Part of neither group, balance is the key.  What we can obtain from a purely empirical approach to artifact analysis is limited. Though it is a good starting point, there need to be a point in our work. To learn from the past we must picture and question the past. It will never amount to more then a hypothesis; nevertheless the questioning it takes to create that hypothesis is a necessary step in the debate of cultures. First there is a general hypothesis and the reason for your work. Then there must be solid, physical evidence, which is extracted in the field, followed empirical analysis that will support or disprove the hypothesis.  A danger to avoid is getting too attached to a hypothesis. Allowing the hypothesis to be a guideline, fluid when working and then solidified into a conclusion at the end.

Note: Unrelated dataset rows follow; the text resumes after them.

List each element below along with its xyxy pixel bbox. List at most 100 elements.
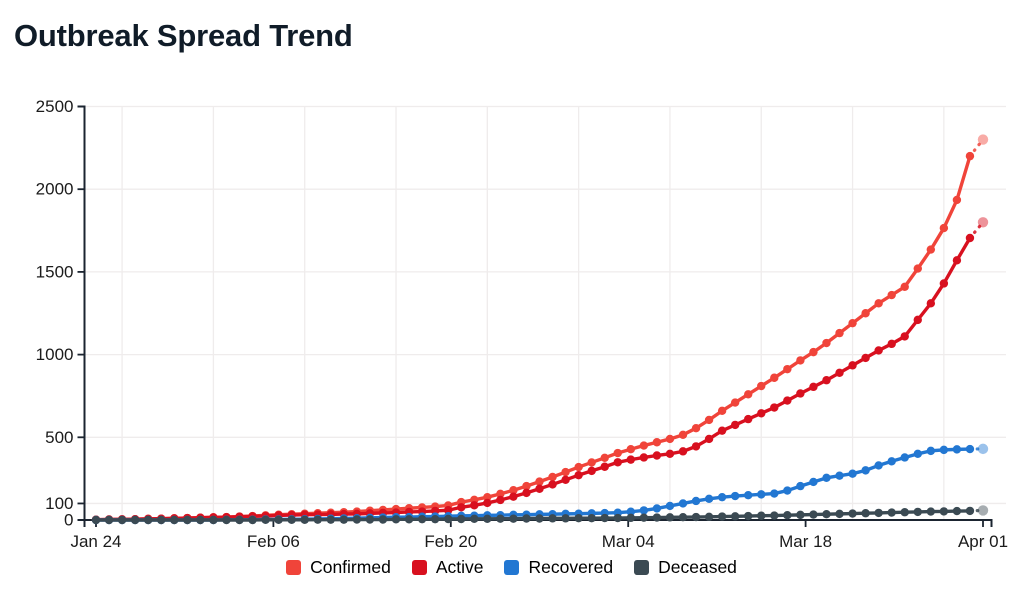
series-deceased-point xyxy=(926,507,936,516)
series-deceased-point xyxy=(561,514,570,523)
series-deceased-point xyxy=(913,507,922,517)
series-active-point xyxy=(535,484,544,493)
x-axis: Jan 24 Feb 06 Feb 20 Mar 04 Mar 18 Apr 01 xyxy=(70,519,1008,551)
series-deceased-point xyxy=(809,510,818,519)
y-tick-label: 1500 xyxy=(36,262,74,281)
series-confirmed-point xyxy=(704,415,714,425)
series-deceased-point xyxy=(952,506,962,516)
x-tick-label: Jan 24 xyxy=(70,532,121,551)
series-recovered-point xyxy=(639,506,649,515)
series-active-point xyxy=(704,434,714,444)
series-deceased-point xyxy=(770,511,779,520)
series-confirmed-point xyxy=(770,373,779,382)
series-active-point xyxy=(626,455,636,464)
series-deceased-provisional-point xyxy=(977,505,989,516)
series-deceased-point xyxy=(678,512,688,522)
series-active-point xyxy=(587,466,596,476)
series-confirmed-point xyxy=(783,364,792,374)
series-deceased-point xyxy=(848,509,857,518)
series-deceased-point xyxy=(457,514,466,524)
series-recovered-point xyxy=(809,477,818,487)
series-deceased-point xyxy=(404,515,414,524)
series-recovered-point xyxy=(926,446,936,456)
series-deceased-point xyxy=(626,513,636,523)
series-active-point xyxy=(652,451,662,460)
series-active-point xyxy=(443,506,453,515)
series-deceased-point xyxy=(339,515,349,524)
series-confirmed-point xyxy=(809,347,818,357)
legend-label: Active xyxy=(435,557,484,577)
series-confirmed-point xyxy=(835,328,844,338)
series-deceased-point xyxy=(691,512,701,522)
series-deceased xyxy=(91,505,989,525)
series-confirmed-point xyxy=(848,318,857,328)
series-active-point xyxy=(757,409,766,418)
y-tick-label: 1000 xyxy=(36,345,74,364)
series-confirmed-point xyxy=(717,406,727,416)
series-confirmed-point xyxy=(600,453,609,463)
series-confirmed-point xyxy=(587,458,596,467)
series-confirmed-point xyxy=(535,477,544,486)
y-tick-label: 2000 xyxy=(36,180,74,199)
series-active-point xyxy=(939,279,949,288)
series-active-point xyxy=(678,447,688,456)
series-active-point xyxy=(887,339,896,349)
series-deceased-point xyxy=(157,515,166,525)
series-confirmed-point xyxy=(483,492,492,502)
page-title: Outbreak Spread Trend xyxy=(14,18,353,53)
y-tick-label: 500 xyxy=(45,428,73,447)
series-deceased-point xyxy=(470,514,479,524)
series-confirmed-point xyxy=(613,448,622,458)
series-deceased-point xyxy=(939,507,949,516)
series-confirmed-point xyxy=(874,299,883,308)
series-deceased-point xyxy=(496,514,505,523)
legend-label: Recovered xyxy=(528,557,614,577)
series-deceased-point xyxy=(170,515,179,525)
series-active-point xyxy=(717,426,727,435)
series-recovered-point xyxy=(744,490,753,500)
series-active-point xyxy=(457,503,466,512)
series-confirmed-point xyxy=(561,467,570,477)
series-active-point xyxy=(639,453,649,462)
series-deceased-point xyxy=(822,510,831,519)
series-active-point xyxy=(496,495,505,505)
series-recovered-point xyxy=(900,453,909,462)
series-deceased-point xyxy=(965,506,975,516)
series-deceased-point xyxy=(91,515,101,525)
series-active-point xyxy=(770,403,779,412)
series-recovered-point xyxy=(874,461,883,470)
series-recovered-point xyxy=(730,491,740,501)
series-confirmed-point xyxy=(678,430,688,440)
series-deceased-point xyxy=(130,515,140,525)
series-confirmed-point xyxy=(796,356,805,365)
deceased-swatch-icon xyxy=(634,560,650,576)
series-deceased-point xyxy=(261,515,270,525)
series-deceased-point xyxy=(417,514,427,524)
series-recovered-point xyxy=(952,445,962,454)
series-deceased-point xyxy=(744,511,753,521)
y-axis-line xyxy=(77,105,86,521)
series-deceased-point xyxy=(730,512,740,521)
series-confirmed-point xyxy=(757,381,766,391)
series-deceased-point xyxy=(639,513,649,522)
series-active-point xyxy=(952,256,962,265)
series-recovered-point xyxy=(626,507,636,516)
series-deceased-point xyxy=(183,515,192,525)
series-deceased-point xyxy=(143,515,153,525)
series-recovered-point xyxy=(965,444,975,454)
series-deceased-point xyxy=(535,514,544,523)
series-deceased-point xyxy=(117,515,127,525)
series-recovered-point xyxy=(757,490,766,499)
series-confirmed-point xyxy=(509,486,518,495)
series-deceased-point xyxy=(757,511,766,520)
legend-item-confirmed: Confirmed xyxy=(286,558,391,577)
series-recovered-point xyxy=(848,469,857,478)
series-confirmed-point xyxy=(926,245,936,254)
series-deceased-point xyxy=(665,513,675,522)
series-recovered-point xyxy=(652,504,662,513)
series-active-point xyxy=(835,368,844,377)
series-active-point xyxy=(809,382,818,392)
series-confirmed-point xyxy=(626,445,636,454)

There is another approach to anthropology, and archaeology in particular that has emerged after the 1980’s. Referred to as Post-Processionalism or Post-Modernism, this movement takes the concept of ‘trying to wring a vivid, living past from historical remains’ and takes it a step further by asking how we know really came to that idea of their reality and how the cultural mindset at the creation of different views of the past effect how the theory was built. “Such is the richness of the human innovation that one can generally find some way to support his thinking.” It is this fallacy, as worded by Laming-Emperaire, which Post-Processionalist try to avoid. It takes artifacts and applies them in an attempt to reconstructing who the people of that culture were as humans. This humanistic approach challenges the studying anthropologist to imagine the everyday reality of that artifact

Other Sources:
Mills, Peter. Class Lecture. Archaeology. University of Hawaii at Hilo. Fall 2010

A Brief History of Archaeology. Fagen, Brian. University of California at Santa Barbra. 

1 comment:

  1. I had no idea that anthropologists and archaeologist came up with the term post-modernism for really trying to get more of an insiders perspective to get better ideas of their realities. I also agree with the fact that archaeology uses both of those categories in order to make the most complete picture of the past.